Warcraft III cannot measure UI text the way modern browser layout can, and fixed-size text frames can collapse if you forget to size them. Wurst Table Layout now exposes checkFits() and inspect() so layouts can report zero-size cells, row overflow and vertical overflow before you ship them.
That check works without launching Warcraft III. You can model the layout in a Wurst unit test and run it through grill test:
@Test
function setupPanelFits()
let t = new TableLayout(0.24, 0.16, "SetupPanel")
t..row()
..addSized(0.06, 0.02)..text("Name", FONT_P)
..addSized(0.12, 0.02)..growX()
t.checkFits().assertTrue()
destroy t
For UI-heavy maps, that is a huge shift: layout mistakes become test failures instead of screenshots, player reports, or late-night pixel hunting.
Built for Humans and Agents
The repository also ships with agent-readable documentation: AGENTS.md, AI_USAGE.md and WC3_FRAMEHANDLE_GUIDE.md.
These are not just generic notes. They contain a decision tree for choosing components, copy-pasteable recipes, framehandle safety rules, known WC3 quirks, validation patterns and a checklist for finishing UI work. That makes the library unusually friendly to AI coding agents, but it is just as valuable for humans returning to UI work after a few months away.

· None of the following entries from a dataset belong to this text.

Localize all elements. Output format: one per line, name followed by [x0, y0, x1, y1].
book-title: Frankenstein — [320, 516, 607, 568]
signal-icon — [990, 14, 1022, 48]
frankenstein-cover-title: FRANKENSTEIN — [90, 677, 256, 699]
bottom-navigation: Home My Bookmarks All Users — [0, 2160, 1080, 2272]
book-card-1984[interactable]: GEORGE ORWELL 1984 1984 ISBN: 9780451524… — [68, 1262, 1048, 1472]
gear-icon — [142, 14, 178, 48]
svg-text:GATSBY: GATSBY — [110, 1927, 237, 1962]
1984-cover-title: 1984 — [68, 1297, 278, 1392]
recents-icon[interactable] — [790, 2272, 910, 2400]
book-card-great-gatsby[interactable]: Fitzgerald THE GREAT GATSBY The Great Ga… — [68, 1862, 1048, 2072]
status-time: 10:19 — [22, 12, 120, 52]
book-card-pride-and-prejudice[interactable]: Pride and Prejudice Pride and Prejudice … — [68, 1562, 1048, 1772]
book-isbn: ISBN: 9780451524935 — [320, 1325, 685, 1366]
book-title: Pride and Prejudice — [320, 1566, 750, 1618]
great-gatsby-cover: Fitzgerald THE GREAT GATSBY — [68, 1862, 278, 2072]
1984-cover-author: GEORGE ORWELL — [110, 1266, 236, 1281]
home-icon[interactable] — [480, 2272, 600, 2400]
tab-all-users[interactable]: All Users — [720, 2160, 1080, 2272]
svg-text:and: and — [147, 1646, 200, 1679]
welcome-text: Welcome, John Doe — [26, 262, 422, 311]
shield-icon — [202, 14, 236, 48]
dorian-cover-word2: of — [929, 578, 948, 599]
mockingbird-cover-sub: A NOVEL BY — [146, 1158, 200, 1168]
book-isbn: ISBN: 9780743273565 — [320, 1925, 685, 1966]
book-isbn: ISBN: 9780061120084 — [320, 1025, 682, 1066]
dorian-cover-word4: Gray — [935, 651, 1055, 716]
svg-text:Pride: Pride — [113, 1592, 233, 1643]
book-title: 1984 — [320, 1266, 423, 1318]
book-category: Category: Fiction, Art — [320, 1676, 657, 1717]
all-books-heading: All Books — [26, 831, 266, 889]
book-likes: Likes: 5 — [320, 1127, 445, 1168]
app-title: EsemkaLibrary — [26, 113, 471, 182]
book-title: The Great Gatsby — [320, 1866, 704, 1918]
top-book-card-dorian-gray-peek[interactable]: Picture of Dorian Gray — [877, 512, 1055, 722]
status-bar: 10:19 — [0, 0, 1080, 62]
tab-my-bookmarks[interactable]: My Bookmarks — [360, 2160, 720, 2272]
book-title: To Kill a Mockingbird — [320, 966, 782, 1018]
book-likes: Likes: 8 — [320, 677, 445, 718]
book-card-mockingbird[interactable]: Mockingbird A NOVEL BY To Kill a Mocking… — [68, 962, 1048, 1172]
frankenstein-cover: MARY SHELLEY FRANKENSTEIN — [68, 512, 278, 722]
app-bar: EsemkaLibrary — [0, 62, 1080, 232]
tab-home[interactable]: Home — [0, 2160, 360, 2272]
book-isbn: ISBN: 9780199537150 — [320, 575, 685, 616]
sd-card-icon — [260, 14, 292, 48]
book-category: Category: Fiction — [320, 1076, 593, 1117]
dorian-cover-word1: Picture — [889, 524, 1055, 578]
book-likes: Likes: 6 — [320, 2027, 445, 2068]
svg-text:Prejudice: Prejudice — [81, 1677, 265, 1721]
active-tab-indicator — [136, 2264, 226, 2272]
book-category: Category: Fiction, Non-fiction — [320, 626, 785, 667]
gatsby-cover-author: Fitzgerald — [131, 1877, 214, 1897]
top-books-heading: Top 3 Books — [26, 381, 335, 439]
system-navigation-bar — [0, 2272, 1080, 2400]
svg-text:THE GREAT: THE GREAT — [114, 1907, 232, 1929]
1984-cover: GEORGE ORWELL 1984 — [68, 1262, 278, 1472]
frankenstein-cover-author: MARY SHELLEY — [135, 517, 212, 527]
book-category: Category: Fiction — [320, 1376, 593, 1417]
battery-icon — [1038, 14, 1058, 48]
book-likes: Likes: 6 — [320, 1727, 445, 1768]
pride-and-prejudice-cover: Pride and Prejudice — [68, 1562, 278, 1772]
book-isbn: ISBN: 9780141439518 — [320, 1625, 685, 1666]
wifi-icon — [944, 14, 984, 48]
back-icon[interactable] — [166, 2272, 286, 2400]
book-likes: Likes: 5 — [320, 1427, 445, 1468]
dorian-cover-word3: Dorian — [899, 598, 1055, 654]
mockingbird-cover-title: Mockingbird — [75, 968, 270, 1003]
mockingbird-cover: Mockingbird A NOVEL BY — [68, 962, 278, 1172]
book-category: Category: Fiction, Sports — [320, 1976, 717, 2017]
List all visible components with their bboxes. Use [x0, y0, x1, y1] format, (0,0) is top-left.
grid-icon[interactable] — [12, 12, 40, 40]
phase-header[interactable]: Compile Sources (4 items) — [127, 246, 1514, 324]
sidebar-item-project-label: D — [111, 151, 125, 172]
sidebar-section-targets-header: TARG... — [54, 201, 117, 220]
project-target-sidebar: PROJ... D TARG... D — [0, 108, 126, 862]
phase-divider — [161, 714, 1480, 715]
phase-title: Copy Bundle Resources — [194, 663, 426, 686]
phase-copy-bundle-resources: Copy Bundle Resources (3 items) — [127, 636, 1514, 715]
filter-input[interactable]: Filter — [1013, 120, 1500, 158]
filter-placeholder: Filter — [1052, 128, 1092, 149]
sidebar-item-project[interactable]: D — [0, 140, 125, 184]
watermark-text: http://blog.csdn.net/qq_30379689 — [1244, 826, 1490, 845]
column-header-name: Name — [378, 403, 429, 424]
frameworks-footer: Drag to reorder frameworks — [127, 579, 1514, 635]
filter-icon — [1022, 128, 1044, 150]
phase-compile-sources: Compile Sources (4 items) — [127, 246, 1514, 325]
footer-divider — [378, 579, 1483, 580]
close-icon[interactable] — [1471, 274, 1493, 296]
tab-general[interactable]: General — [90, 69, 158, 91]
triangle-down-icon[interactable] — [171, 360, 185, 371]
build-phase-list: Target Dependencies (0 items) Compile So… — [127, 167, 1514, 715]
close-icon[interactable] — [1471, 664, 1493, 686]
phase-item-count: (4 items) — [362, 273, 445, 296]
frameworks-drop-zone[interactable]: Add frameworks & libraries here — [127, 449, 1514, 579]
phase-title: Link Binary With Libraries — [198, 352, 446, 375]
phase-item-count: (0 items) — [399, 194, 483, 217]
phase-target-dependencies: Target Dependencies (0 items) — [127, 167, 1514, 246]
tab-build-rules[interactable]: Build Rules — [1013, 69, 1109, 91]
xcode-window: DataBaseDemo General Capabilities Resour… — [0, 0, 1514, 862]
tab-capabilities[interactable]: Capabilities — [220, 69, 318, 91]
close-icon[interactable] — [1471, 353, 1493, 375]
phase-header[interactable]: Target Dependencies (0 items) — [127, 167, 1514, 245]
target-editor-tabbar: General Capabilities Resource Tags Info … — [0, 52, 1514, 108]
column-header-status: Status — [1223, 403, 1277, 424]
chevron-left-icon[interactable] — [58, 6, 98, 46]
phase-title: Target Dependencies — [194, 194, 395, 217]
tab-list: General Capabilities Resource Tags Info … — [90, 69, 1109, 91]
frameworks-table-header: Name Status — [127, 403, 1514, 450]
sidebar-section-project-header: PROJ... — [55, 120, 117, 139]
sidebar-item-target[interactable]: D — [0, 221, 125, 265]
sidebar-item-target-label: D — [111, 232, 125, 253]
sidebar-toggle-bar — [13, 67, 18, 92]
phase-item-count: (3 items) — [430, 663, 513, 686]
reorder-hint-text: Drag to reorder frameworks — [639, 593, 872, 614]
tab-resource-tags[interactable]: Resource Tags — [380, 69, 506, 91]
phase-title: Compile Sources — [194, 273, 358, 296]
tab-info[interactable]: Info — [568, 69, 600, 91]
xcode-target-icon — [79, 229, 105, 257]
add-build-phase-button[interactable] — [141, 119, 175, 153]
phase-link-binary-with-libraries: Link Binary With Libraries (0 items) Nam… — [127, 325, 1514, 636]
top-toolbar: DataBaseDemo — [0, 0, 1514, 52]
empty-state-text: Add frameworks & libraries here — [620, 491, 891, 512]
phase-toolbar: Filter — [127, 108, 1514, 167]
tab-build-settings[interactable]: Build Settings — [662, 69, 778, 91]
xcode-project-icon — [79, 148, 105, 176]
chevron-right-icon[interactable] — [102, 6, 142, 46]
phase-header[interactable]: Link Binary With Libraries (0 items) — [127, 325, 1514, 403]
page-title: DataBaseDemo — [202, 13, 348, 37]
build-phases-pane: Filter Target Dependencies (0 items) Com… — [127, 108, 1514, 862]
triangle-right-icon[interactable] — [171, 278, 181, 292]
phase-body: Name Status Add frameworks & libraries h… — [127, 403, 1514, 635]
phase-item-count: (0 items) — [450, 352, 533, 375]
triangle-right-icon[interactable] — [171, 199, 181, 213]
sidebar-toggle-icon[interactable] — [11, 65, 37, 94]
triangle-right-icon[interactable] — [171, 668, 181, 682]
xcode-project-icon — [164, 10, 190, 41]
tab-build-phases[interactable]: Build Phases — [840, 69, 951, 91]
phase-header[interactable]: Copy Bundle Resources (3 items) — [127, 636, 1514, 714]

The result is a library that encodes a lot of hard-earned Warcraft III UI knowledge into small, composable APIs:
- use layout tables instead of manual point math
- use components before raw frames
- use interaction helpers before inventing click overlays
- validate layouts headlessly
- keep multiplayer UI safe by default
Install it with grill:
grill install https://github.com/Frotty/wurst-table-layout
If your map needs custom UI, Wurst Table Layout is now one of the fastest ways to get from idea to working, styled, verified interface.